Finché un giorno non pianificò la fuga.
“Se qualcuno stava male lo mandavano a curarsi in una città vicina, si chiamava Nîmes. Allora io mi tolsi un’otturazione d’oro e dissi che dovevo andare dal dentista. I tedeschi mi rilasciarono un foglio con il timbro tondo con l’Aquila, una specie di lasciapassare universale. Io presi una gomma, un po’ d’inchiostro e falsificai il documento scrivendo che dovevo andare a Bordeaux perché avevo saputo che c’era un comandante che preparava i sommergibilisti e li mandava in Italia. Quando sul treno arrivarono le guardie tedesche, feci in tempo a rompere la luce e così non si accorsero che il documento era stato falsificato. Purtroppo una volta a Bordeaux, mi imprigionarono perché seppero che volevo fuggire”.
Il suo sogno di tornare nel Bel Paese si concretizzò nell’agosto del ’45.
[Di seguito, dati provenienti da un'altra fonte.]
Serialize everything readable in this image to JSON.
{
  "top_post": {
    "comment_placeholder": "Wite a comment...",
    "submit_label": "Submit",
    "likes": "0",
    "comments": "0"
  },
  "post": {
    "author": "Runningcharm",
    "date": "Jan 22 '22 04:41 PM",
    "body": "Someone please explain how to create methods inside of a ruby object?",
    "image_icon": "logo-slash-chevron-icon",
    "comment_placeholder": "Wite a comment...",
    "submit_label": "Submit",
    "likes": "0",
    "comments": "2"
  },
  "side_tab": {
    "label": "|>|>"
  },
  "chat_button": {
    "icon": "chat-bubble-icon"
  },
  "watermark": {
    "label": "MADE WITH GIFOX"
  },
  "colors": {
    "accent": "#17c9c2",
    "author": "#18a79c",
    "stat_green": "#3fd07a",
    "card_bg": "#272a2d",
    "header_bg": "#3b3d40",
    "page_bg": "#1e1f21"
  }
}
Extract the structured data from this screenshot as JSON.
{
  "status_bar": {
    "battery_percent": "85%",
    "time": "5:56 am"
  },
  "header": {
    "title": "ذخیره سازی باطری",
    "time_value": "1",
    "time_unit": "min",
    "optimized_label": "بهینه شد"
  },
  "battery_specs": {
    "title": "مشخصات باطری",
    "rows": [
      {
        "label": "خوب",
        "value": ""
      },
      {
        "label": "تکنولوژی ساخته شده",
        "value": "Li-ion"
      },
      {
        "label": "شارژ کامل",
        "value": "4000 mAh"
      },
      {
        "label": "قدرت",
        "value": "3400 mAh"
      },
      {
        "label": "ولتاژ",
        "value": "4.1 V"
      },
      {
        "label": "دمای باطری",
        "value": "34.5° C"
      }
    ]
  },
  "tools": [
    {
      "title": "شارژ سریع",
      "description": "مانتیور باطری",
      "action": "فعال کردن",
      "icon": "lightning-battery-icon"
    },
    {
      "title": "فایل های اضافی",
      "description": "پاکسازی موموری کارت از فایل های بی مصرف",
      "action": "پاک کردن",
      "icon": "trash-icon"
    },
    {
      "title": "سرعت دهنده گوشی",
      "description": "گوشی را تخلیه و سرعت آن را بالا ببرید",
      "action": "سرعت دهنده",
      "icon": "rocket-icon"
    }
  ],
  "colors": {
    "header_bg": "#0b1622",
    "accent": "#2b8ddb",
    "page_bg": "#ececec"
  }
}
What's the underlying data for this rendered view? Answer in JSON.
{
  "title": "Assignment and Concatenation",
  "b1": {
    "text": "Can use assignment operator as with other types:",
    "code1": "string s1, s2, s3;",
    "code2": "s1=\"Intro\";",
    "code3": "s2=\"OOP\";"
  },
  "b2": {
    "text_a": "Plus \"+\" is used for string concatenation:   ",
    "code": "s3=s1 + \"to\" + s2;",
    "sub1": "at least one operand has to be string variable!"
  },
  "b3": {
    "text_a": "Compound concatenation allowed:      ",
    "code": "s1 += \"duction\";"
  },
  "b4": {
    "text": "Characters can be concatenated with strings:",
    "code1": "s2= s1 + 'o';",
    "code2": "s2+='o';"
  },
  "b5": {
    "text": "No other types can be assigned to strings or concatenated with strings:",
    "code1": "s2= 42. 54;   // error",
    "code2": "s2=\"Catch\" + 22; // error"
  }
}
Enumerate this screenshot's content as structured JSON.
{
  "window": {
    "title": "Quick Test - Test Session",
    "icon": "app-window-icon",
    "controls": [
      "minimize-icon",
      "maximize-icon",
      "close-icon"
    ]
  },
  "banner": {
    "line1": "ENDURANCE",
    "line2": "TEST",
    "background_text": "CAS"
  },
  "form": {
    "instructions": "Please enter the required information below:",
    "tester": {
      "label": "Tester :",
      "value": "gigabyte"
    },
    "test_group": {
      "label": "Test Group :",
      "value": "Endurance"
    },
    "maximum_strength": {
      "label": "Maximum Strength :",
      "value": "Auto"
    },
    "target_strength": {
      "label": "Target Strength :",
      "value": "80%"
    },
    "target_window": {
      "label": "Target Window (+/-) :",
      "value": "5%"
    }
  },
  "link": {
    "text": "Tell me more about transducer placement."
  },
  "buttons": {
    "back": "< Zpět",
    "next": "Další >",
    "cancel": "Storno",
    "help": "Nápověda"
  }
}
“Quando ero in prigione avevo acquistato una divisa inglese che mi tornò utile un pomeriggio quando gli americani mi videro e mi portarono con loro. Poi, in agosto, incontrai un maggiore polacco che aveva ritrovato il fratello in un campo di prigionia e stava tornando in Italia”.
Dopo cinque anni entrò nella Mobil Oil dove rimase dal 1950 al 1980.
“Ho girato tutto il mondo arrivando a essere il responsabile delle vendite di olio combustibile. Il mio obiettivo era venderne un milione e 700mila tonellate all’anno”.
Proprio nel 1950 la sua vita cambia grazie al matrimonio con la sua adorata Luisa, scomparsa nel 2007 dopo una malattia che l’aveva costretta negli ultimi anni su una sedia a rotelle.
“Con lei ho vissuto una vita meravigliosa, faticosa, ma meravigliosa”.
Si ferma. Guarda una foto. La prende in mano.
“Questi sono i nostri due figli: Davide, che lavora alla Scm, e Daniele. È ingegnere, ha messo in acqua il «Todaro», il primo sommergibile italiano con propulsione a idrogeno ed è stato quello che ha varato la Cavour”.
Il telefono squilla, lui si alza e mostra un’altra foto. Poi torna.
“Visto? Questo sono io a 3 anni, questo sono sempre io ma a 87 anni. Il costume è sempre lo stesso, taglia più grande, ma lo stesso. Più andiamo avanti, più torniamo indietro”.
E giù una risata prima di congedarci “scusate ma mi devo preparare per andare in piscina”.